Gertrude B. Elion, Nobel Laureate 1988.
In my opinion, there are two main reasons for the low numbers of female scientists in academia. The first one is linked to inspiring girls and female students to consider science as a career path. The second one is a problem in retaining women in academia after they have obtained their PhD.
How does a scientist look like? In the worst case, like a man in a white lab coat with crazy hair, goggles and a couple of test tubes (see “Draw a scientist” Test). But even if images of female scientists are starting to be more prominent in media and society, they still suffer from being portrayed either as “frumpy, glasses-wearing cartoon geeks or uber-sexy, Bond-film glamour pusses – who shake their hair out of their specs once they have split the atom” (see this article by Hannah Richardson, BBC, 2011).
How can we change this stereotypical perception and encourage girls and women to follow their passion and take up science as a career? One way is to provide more and better role models of female scientists, both in traditional print media and online. A great resource is the website “Making women visible online” by the UKRC. This website offers guides and codes of good practice for websites and online communities, as well as studies and statistics on gender equality in science, engineering and technology. It also provides interesting links to opinion pieces and websites featuring the voices of female scientists, such as the GetSETWomen Blog and the UKRC Women Bloggers list. Another great resource specific to Plant Sciences is the “Women in Plant Science” website by the ASPB (American Society of Plant Biologists).

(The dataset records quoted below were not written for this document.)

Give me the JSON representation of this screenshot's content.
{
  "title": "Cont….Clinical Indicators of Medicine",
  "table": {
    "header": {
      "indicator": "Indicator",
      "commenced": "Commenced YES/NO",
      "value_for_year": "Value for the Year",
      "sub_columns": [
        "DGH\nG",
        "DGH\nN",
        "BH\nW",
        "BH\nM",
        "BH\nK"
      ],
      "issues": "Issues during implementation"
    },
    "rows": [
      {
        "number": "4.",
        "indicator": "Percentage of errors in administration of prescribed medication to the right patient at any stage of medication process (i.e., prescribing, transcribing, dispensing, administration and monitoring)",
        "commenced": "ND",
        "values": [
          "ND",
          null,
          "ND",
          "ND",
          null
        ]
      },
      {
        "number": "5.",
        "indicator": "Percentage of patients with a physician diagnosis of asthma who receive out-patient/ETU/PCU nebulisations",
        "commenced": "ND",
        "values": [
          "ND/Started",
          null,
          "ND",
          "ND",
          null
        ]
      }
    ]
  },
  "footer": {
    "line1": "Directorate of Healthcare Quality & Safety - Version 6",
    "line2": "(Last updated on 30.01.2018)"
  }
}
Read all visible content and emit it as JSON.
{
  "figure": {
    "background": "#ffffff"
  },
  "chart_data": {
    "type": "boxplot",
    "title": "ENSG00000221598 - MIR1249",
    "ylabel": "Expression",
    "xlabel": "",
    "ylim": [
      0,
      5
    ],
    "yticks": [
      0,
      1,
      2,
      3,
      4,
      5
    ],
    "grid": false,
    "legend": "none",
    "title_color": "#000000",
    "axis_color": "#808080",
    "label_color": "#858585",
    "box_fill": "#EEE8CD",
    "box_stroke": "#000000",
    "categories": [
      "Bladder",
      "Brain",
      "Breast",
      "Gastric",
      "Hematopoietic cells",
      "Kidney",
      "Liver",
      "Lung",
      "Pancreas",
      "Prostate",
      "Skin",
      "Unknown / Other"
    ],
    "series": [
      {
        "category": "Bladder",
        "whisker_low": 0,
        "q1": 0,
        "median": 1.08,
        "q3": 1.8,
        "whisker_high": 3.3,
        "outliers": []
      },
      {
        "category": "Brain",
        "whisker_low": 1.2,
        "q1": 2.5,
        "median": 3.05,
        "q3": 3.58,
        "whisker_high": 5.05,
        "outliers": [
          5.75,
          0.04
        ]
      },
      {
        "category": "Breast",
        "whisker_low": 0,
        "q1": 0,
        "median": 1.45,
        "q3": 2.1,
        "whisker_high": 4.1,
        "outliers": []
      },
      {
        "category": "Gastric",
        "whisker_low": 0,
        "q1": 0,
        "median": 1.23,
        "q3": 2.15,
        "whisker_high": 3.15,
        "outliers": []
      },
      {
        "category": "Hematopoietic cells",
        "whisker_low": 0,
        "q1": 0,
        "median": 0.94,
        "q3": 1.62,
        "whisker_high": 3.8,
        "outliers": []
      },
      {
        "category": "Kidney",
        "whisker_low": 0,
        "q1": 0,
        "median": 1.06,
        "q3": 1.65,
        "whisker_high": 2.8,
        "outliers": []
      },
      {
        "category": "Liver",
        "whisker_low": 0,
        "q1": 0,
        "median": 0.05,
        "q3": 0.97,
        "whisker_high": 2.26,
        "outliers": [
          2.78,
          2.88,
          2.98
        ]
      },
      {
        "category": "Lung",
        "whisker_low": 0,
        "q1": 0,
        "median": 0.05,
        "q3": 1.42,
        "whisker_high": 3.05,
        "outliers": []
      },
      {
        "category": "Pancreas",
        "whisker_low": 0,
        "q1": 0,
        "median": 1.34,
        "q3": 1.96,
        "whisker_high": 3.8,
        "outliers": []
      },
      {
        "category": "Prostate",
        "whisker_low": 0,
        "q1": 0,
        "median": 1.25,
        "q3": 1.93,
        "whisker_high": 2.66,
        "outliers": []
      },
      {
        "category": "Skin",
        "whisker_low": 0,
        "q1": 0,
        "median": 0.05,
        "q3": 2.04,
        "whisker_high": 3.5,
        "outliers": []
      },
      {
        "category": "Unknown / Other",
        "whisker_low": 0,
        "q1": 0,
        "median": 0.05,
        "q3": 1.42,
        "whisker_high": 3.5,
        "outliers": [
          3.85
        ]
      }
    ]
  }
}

“I was just so interested in what I was doing I could hardly wait to get up in the morning and get at it. One of my friends, a geneticist, said I was a child, because only children can’t wait to get up in the morning to get at what they want to do.”
Barbara McClintock, Nobel Laureate 1983.
Talking to other female colleagues, we find that even though we stress about every-day small things such as PCRs not working or the autoclave rota, some of our biggest constant worries are: Are we doing the right thing? Are we making the right decisions at the right time? Should we do another postdoc and establish ourselves in our field before starting a family? Or should we make use of the flexible hours as long as we still can – in fact, if we haven’t had children yet, have we missed the best window to have them? How would we cope with the stress of combining a demanding job and children? Do we even want to cope with the stress of combining both? If we don’t, how will we feel in ten years about this (biological clock and all that)? We are lucky in that we can have it all, if we want to – but at the same time, this is scary and can sometimes even feel paralysing. Even though I love my job, there were times in the past where I seriously considered to leave academia and get a 9-to-5 job because it just seemed so difficult to combine science with a “normal” life.
Therefore, my favourite publication about women in science is the booklet “Mothers in Science – 64 ways to have it all” by Prof Ottoline Leyser. Being able to read stories of women in science is so important and I am glad that publications like this book exist. It shows that in fact there are many ways for women to shape their scientific careers. Maybe there is no “right” or “wrong”, but rather a “see what happens and go with the flow”?
What do you think? Are you a female scientist and are stressed about similar things? Would you like to share your story about how you got into science and where you think you are going? Maybe you have even decided to leave science? I would love to read your comments!